Carragher: «Je n’étais pas un Michel quelconque !»

Par Ronan Boscher
Carragher: «Je n’étais pas un Michel quelconque !»

Jamie Carragher raccroche ses vissés aiguisés en fin de saison. Avec dans le rétro une brouette de coupes, la rencontre de Salif Diao, une vie qui se pose, des matches de bourrins, des matches parfaits et l’amour inconditionnel d’Anfield. Un goût d’Angleterre se retire. Le foot qui pleut, qui tire le short, qui se bat jusqu’au bout, les joues rouges.

Un jour, dans ses jeunes années professionnelles, Jamie, Carragher, a décidé de suivre les conseils de Gérard, Houllier : « Ne traîne pas en boîte tant que t’es joueur. Achètes-en une à la fin de ta carrière ! » Au mois de mai 2013, « Carra » raccroche, avec plus de 700 matches sous le capot, 2e meilleur total de l’histoire du club. Sans le night-club au bout. Non, pour le moment, Jamie n’a qu’un café « healthy eating » avec les écrans plats pour le sport.

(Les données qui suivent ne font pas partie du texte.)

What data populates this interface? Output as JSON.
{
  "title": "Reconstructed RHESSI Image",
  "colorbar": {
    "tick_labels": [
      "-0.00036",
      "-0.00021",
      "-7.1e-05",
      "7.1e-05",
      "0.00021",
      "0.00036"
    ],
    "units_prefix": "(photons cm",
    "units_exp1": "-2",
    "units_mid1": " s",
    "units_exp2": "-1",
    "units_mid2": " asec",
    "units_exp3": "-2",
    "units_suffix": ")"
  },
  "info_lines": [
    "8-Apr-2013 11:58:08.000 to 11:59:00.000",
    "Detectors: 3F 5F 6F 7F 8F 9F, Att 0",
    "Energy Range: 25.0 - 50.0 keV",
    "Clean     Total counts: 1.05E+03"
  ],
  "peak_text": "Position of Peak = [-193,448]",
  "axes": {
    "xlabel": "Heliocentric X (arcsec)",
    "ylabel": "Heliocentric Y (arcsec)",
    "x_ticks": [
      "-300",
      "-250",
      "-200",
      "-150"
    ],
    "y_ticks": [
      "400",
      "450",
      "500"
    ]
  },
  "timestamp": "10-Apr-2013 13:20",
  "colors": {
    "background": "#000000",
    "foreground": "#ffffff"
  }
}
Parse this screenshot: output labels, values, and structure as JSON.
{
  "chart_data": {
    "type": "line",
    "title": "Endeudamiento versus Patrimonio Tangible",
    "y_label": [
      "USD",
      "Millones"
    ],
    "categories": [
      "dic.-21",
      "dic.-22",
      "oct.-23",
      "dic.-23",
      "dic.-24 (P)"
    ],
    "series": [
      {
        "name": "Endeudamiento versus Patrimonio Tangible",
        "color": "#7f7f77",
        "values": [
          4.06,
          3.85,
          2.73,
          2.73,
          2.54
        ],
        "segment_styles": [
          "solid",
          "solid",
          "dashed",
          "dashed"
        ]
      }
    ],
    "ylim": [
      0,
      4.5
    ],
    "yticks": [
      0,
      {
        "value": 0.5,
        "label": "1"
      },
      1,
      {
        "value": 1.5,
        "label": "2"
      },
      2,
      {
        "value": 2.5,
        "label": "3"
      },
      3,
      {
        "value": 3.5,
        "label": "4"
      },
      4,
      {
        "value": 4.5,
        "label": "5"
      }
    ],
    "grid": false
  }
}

« Mon problème : je ne sais pas centrer »

Jamie Carragher va se ranger, le devoir accompli. « Je me suis senti reconnu comme un symbole de ce que devait être un joueur de Liverpool. Un article disait que si Steven Gerrard était le cœur du club, j’en étais l’âme. J’aime bien entendre ça » écrivait-il dans sa bio fin 2008. Avec la retraite de Carragher, c’est donc une certaine idée du foot anglais, du foot de Liverpool qui disparaît : peu importe l’esthétique, tant qu’on y met du cœur. Cette étiquette l’a aussi desservi, à le faire passer pour un joueur moyen, un peu bovin, de Grande-Bretagne. Une vache un peu folle. C’est vrai qu’effectuer sa jeunesse attaquant pour commencer pro en arrière droit n’est a priori pas la marque de fabrique des génies du foot. Jamie préfère rectifier : « On me présente parfois comme l’exemple d’un joueur de moyenne classe. Et que jeune, grâce aux bons conseils et aux coaches, j’ai pu élever très haut mon niveau de jeu. Je peux accepter cette vision mais je me sens aussi insulté. Suggérer qu’un tas d’autres joueurs auraient pu être aussi bons que moi, c’est pas respectueux. Je ne suis pas un joueur moyen, soudainement devenu assez bon pour jouer à Liverpool. J’étais dans le groupe élite à Lilleshall, donc j’avais quelques bonnes raisons de croire que j’étais l’un des meilleurs joueurs du pays à cet âge. Je n’étais pas de la trempe d’Owen ou Stevie, mais je n’étais pas un Michel quelconque. Je déteste l’idée que ma réussite se soit faite malgré mes défauts plutôt qu’en raison de mes forces. » Il se reconnaît un réel défaut : « Mon problème, c’est que je ne sais pas centrer. » Convaincu qu’un entraîneur « ne fait jamais d’un mauvais joueur un bon joueur » , il a tout de même concédé l’apport de Houllier et Benitez dans sa trajectoire, tout en maudissant la mode des entraîneurs étrangers en Premier League : « Pour un étranger de la trempe d’un Wenger, combien d’Alain Perrin par exemple ? » En maudissant aussi l’afflux de jeunes joueurs étrangers, au détriment des lads du cru. « A un moment, nos scouts ramenaient chaque mois un U18 espagnol pour un essai d’un mois. Je ne vais pas mentir : j’aimais pas ça » .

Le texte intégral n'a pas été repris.